We Miss our Christmas Devotions!
When reading Mark 1, put all your Christmas decorations away. Put away the Nativity scene, Joseph, and any angels. “Mark,” the earliest narrative Gospel, is oblivious to any of that, so it cannot provide them to us. Folks, many considered Jesus to be a bastard. Ultimately, the sacred author wrote mindful of this scandal.
Mark 1:10-11
On coming up out of the water he saw the sky-vaults being torn open and the Spirit, like a dove, descending upon him. And a voice came from the sky-vaults, “You are my beloved Son; with you I am well pleased.”
Throughout “Mark,” repeatedly the spirit world identifies Jesus as “son of God” or “holy man.” At his baptism, the Divine Voice confirms this for Jesus and John. From Genesis to Revelation, God’s preferred means of communicating to creatures is Altered States of Consciousness experiences.

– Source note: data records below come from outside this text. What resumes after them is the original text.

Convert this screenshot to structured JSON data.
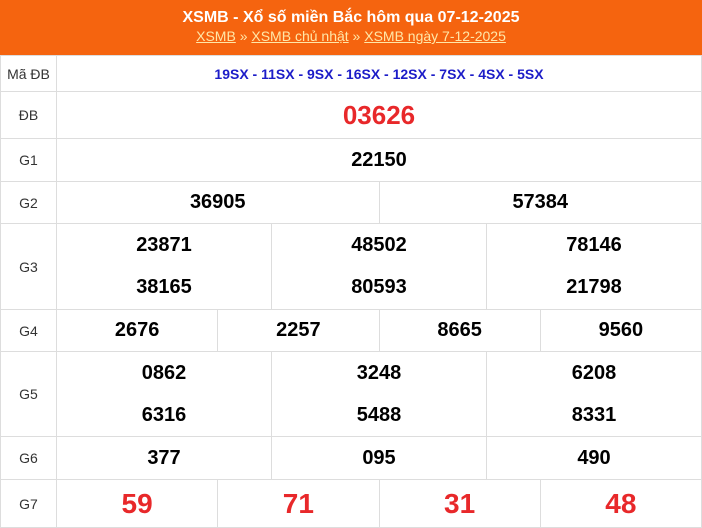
{
  "header": {
    "title": "XSMB - Xổ số miền Bắc hôm qua 07-12-2025",
    "breadcrumb": [
      "XSMB",
      "XSMB chủ nhật",
      "XSMB ngày 7-12-2025"
    ],
    "separator": "»"
  },
  "labels": {
    "ma": "Mã ĐB",
    "db": "ĐB",
    "g1": "G1",
    "g2": "G2",
    "g3": "G3",
    "g4": "G4",
    "g5": "G5",
    "g6": "G6",
    "g7": "G7"
  },
  "ma_db": "19SX - 11SX - 9SX - 16SX - 12SX - 7SX - 4SX - 5SX",
  "db": "03626",
  "g1": [
    "22150"
  ],
  "g2": [
    "36905",
    "57384"
  ],
  "g3": [
    "23871",
    "48502",
    "78146",
    "38165",
    "80593",
    "21798"
  ],
  "g4": [
    "2676",
    "2257",
    "8665",
    "9560"
  ],
  "g5": [
    "0862",
    "3248",
    "6208",
    "6316",
    "5488",
    "8331"
  ],
  "g6": [
    "377",
    "095",
    "490"
  ],
  "g7": [
    "59",
    "71",
    "31",
    "48"
  ],
  "colors": {
    "header": "#f5640f",
    "special": "#e8282a",
    "code": "#1c1cc8"
  }
}
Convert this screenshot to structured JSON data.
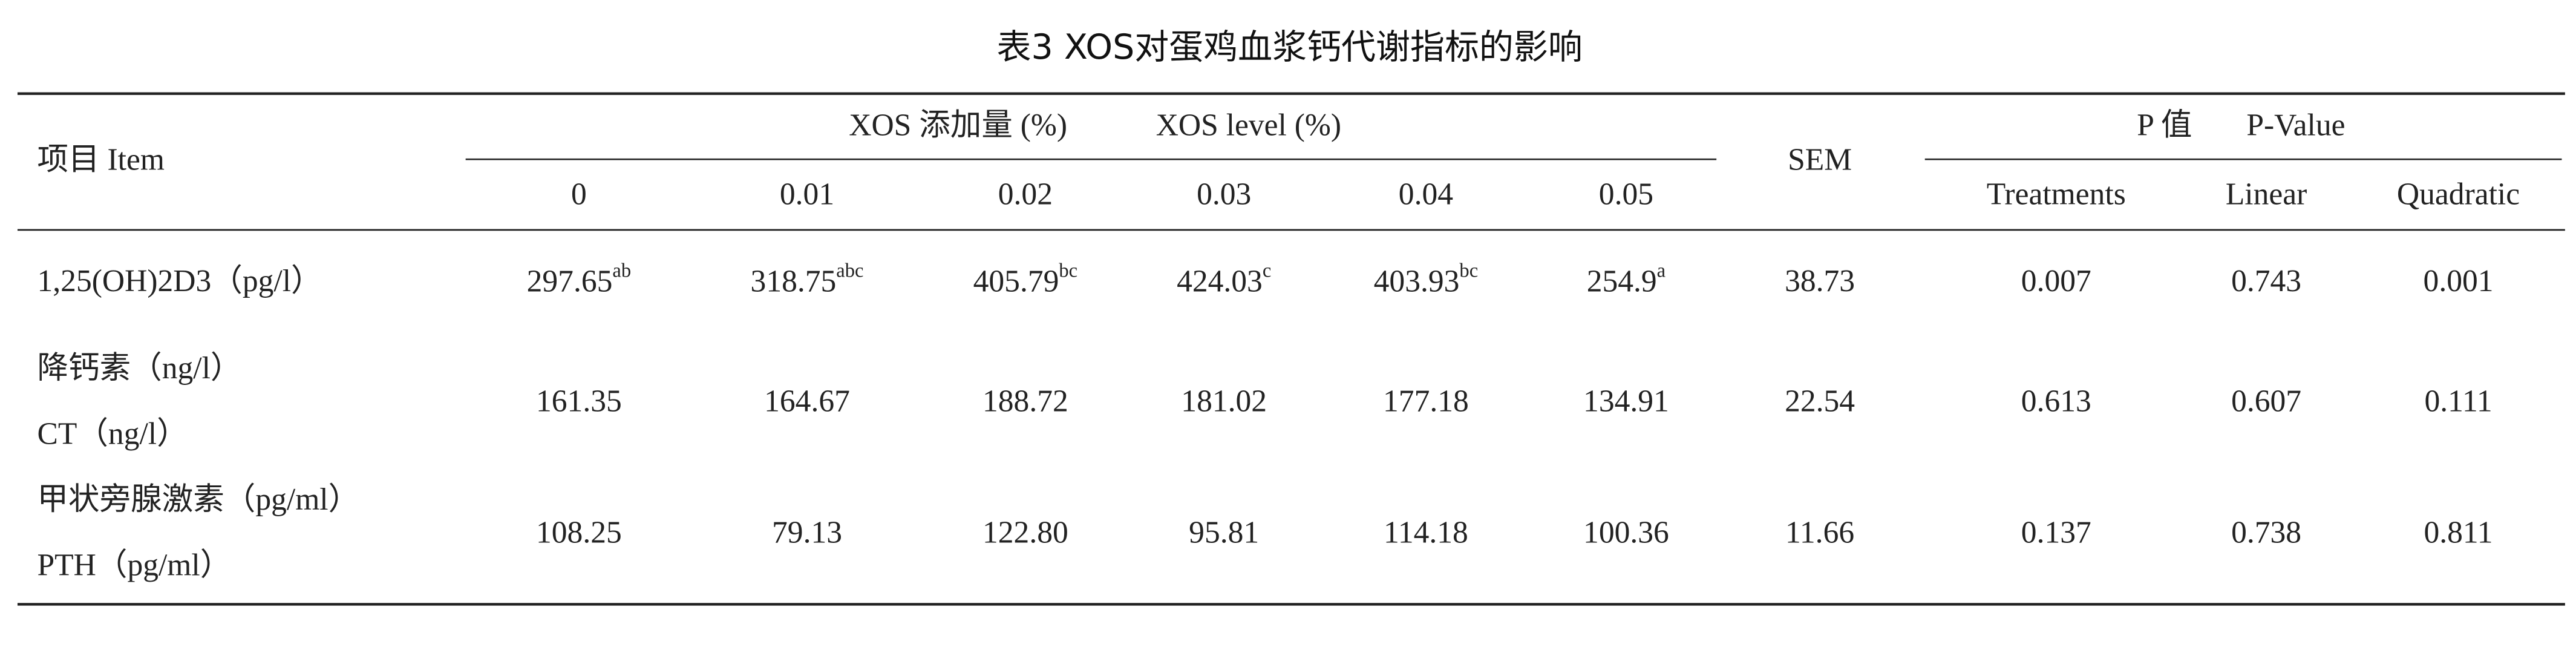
{
  "title": "表3 XOS对蛋鸡血浆钙代谢指标的影响",
  "header": {
    "item": "项目 Item",
    "group_cn": "XOS 添加量 (%)",
    "group_en": "XOS level (%)",
    "levels": [
      "0",
      "0.01",
      "0.02",
      "0.03",
      "0.04",
      "0.05"
    ],
    "sem": "SEM",
    "p_cn": "P 值",
    "p_en": "P-Value",
    "p_columns": [
      "Treatments",
      "Linear",
      "Quadratic"
    ]
  },
  "rows": [
    {
      "label": [
        "1,25(OH)2D3（pg/l）"
      ],
      "values": [
        "297.65",
        "318.75",
        "405.79",
        "424.03",
        "403.93",
        "254.9"
      ],
      "sup": [
        "ab",
        "abc",
        "bc",
        "c",
        "bc",
        "a"
      ],
      "sem": "38.73",
      "p": [
        "0.007",
        "0.743",
        "0.001"
      ]
    },
    {
      "label": [
        "降钙素（ng/l）",
        "CT（ng/l）"
      ],
      "values": [
        "161.35",
        "164.67",
        "188.72",
        "181.02",
        "177.18",
        "134.91"
      ],
      "sem": "22.54",
      "p": [
        "0.613",
        "0.607",
        "0.111"
      ]
    },
    {
      "label": [
        "甲状旁腺激素（pg/ml）",
        "PTH（pg/ml）"
      ],
      "values": [
        "108.25",
        "79.13",
        "122.80",
        "95.81",
        "114.18",
        "100.36"
      ],
      "sem": "11.66",
      "p": [
        "0.137",
        "0.738",
        "0.811"
      ]
    }
  ]
}
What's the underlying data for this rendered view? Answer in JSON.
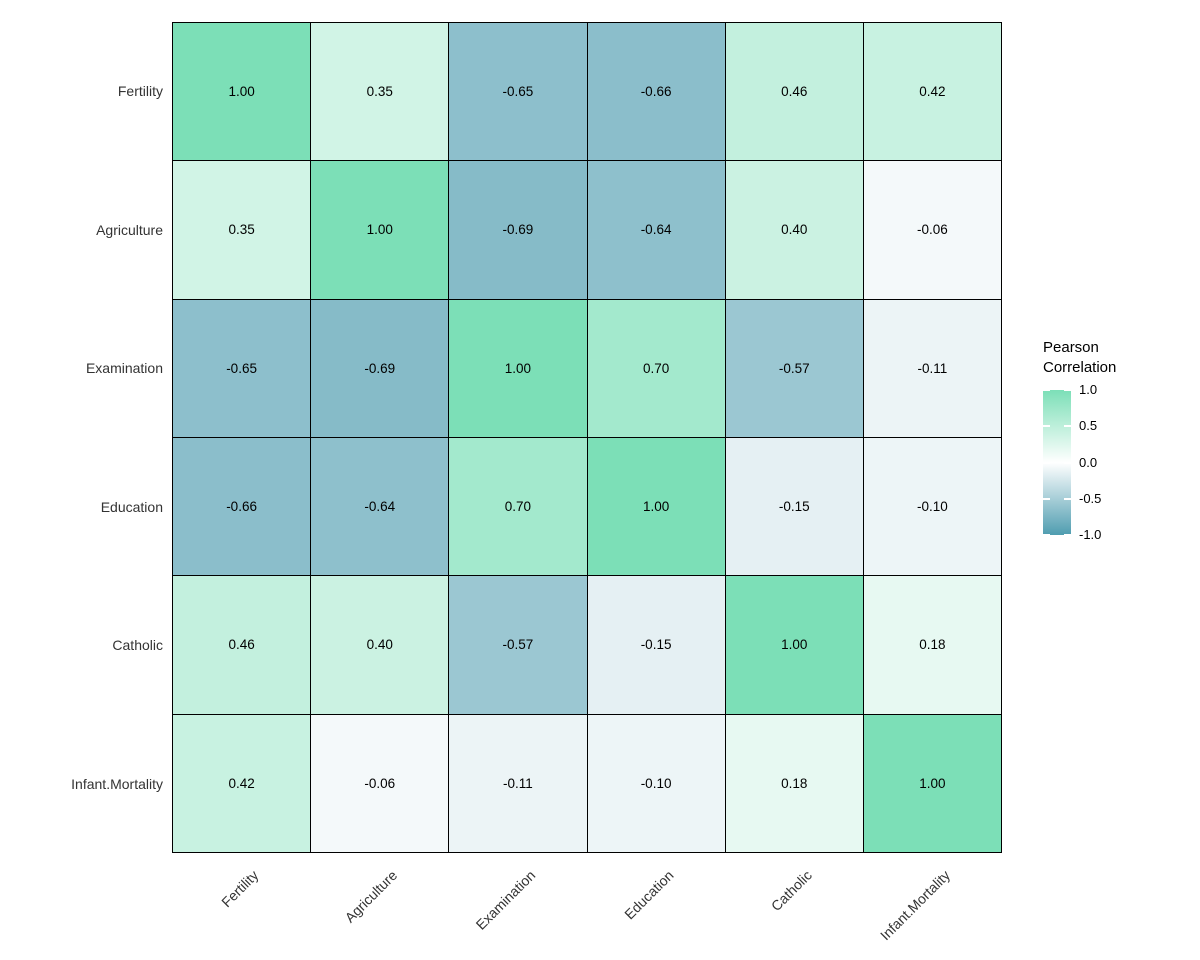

For ancient Mediterranean readers of “Mark” who considered honor to be everything, a peasant day laborer and artisan from a tiny hamlet could never legitimately be imagined as a great public hero (Mark 6:2-3). But who would dare contest the patron God’s own chosen one, his own son? God’s Word seals the deal.
Summing Up
So much is missing when American Christians read this Gospel story. Ours is not a culture that regularly engages in communicating spirits from Alternate Reality. We tend to block out ASC experiences, except when sleeping or under the influence of a controlled substance. Therefore much of this Sunday’s Gospel story simply doesn’t engage us.
But for our Mediterranean ancestors in the faith, it was a critically important opener to the First Gospel.